La mejor nota de selectividad (PAU) en Ceuta la obtuvo Darío Píriz Guerrero, logró una calificación brillante de 13,570 puntos sobre 14 en la convocatoria ordinaria.
Lo conocí hace unas tardes en la sala del profesores del Camoens: me saludó, nos dimos la mano y le propuse escribir un Cañonazo contando su historia, una historia que trascendiera al éxito y a la excelencia académica.
Su capacidad para caminar sobre ideas, proyectos, miradas críticas y revoluciones pendientes era un buen guión para el Cañonazo.
Entrar en la Academia de Oficiales de la Guardia Civil era su objetivo desde hace tiempo y, para ello, tendría que meter en la mochila mucho esfuerzo y una superación que nunca se da por terminada.
Reprimir los pensamientos negativos, resistir el maratón dosificando las fuerzas, canalizar estrategias necesarias para superar la PAU culminando el esfuerzo de tantos años.

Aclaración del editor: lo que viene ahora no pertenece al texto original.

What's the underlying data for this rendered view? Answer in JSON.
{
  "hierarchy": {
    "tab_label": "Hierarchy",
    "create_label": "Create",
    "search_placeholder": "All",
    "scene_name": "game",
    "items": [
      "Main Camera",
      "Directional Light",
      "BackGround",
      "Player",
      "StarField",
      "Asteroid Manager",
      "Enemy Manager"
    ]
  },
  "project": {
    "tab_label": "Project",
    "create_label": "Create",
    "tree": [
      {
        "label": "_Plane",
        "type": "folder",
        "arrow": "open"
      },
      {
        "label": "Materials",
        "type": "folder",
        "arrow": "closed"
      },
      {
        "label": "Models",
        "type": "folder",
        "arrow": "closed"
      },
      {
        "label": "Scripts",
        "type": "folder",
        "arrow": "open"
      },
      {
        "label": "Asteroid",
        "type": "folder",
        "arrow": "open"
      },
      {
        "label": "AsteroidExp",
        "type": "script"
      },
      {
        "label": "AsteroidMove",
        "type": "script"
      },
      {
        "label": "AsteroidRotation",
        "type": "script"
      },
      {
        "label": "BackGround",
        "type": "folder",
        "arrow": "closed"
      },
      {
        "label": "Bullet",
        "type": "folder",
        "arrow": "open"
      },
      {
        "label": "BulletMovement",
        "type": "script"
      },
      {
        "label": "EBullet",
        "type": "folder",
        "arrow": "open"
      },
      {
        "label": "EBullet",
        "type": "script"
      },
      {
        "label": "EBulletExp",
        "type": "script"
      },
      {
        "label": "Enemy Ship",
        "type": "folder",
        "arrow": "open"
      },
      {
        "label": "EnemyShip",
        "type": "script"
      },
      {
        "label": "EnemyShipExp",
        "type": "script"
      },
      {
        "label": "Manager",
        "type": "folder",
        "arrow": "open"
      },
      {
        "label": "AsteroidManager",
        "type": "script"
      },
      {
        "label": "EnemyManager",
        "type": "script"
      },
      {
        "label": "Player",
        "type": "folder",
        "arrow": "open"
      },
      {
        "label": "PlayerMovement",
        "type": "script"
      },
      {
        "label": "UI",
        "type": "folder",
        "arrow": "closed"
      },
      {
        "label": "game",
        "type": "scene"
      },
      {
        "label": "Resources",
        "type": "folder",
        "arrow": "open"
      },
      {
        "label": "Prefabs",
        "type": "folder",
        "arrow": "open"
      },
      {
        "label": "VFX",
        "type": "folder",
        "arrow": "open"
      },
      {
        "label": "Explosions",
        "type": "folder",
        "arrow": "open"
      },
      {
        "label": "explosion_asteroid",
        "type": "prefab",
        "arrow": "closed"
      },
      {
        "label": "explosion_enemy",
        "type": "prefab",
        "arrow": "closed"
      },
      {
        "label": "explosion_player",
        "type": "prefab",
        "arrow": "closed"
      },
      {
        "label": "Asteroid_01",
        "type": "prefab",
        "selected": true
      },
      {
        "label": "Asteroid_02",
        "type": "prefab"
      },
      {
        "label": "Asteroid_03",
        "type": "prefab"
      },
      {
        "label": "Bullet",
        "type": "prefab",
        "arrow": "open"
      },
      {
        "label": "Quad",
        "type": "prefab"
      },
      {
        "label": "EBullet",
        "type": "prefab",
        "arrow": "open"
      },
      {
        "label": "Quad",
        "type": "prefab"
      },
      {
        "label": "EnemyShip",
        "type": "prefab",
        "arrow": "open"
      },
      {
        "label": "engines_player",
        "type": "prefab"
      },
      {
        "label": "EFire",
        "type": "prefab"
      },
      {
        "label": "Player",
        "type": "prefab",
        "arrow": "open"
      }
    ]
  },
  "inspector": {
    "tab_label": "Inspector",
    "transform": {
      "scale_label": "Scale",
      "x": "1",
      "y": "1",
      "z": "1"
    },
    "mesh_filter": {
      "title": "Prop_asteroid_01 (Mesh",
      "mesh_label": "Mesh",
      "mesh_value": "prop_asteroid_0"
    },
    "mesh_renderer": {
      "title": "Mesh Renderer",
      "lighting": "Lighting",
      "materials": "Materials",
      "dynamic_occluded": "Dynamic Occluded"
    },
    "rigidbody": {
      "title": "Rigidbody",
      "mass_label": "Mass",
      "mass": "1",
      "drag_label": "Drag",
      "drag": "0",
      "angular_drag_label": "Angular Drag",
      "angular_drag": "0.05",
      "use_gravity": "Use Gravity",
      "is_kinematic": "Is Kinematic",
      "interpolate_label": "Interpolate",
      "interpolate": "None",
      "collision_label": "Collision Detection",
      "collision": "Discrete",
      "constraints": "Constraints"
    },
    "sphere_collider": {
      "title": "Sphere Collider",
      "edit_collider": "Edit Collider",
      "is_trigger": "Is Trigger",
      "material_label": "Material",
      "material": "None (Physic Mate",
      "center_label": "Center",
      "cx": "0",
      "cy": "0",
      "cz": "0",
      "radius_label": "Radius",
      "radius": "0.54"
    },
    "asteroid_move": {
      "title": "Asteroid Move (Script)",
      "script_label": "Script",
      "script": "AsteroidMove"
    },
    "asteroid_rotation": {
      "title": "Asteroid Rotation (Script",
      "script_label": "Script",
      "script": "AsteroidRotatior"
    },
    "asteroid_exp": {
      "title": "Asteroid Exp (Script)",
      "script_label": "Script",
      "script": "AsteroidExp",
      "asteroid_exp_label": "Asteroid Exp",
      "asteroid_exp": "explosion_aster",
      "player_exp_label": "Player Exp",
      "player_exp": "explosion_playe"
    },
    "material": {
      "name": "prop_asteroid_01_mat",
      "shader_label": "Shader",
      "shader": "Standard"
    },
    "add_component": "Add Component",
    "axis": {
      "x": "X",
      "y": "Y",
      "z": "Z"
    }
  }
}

Darío no es un estudiante al uso; el afán de aprender, de saber, de trabajar, su mirada crítica sobre el arte, la sociedad, la Filosofía o las Ciencias.
Darío es un espeleólogo investigando sobre la estructura vital de la existencia. La búsqueda de la eudaimonía como un fin en sí mismo, la felicidad, el bienestar o el florecimiento humano.
Habiendo asistido a las olimpiadas de Filosofía y teniendo un excelente dominio de la materia se atrevió a optar por la Historia en la PAU: “La Filosofía tiene un planteamiento de examen más difícil y la hora y media resulta escasa”.
Para Darío hay mucho que cambiar en el Bachillerato. Desde los 16 a los 18 años no se fomenta el pensamiento crítico, los currículos están muy cuadriculados, demasiado cerrados e insípidos para aprender a aprender, para salir de la pecera buscando el mar, la dialéctica de las olas. Es complicado romper las redes del sistema y escapara a la aventura del conocimiento. No es saber Platón, es saberse Platón, diseñar un plan de fuga de la Caverna y releer el platonismo de nuestra época.
Unificar la selectividad para todo el país es una asignatura pendiente que prometieron los políticos y , al no haberla, queda cercenada la igualdad de oportunidades.
Su recomendación es esfuerzo para optar a lo que quieres estudiar pues en esta etapa es decisivo, una especie de escalera con muchos peldaños.
Me inspira la ternura en sus enfoques vitales, entiende la ironía, el volver a preguntar cientos de veces lo que no tiene claro, el no darse por satisfecho con respuestas cerradas y soluciones únicas.
Sembrar la justicia, una polis abierta, tolerante y democrática, el diálogo como el armamento para parar la guerra.
El mundo no se parará mientras existan personas que lo empujen. Darío es uno de ellos.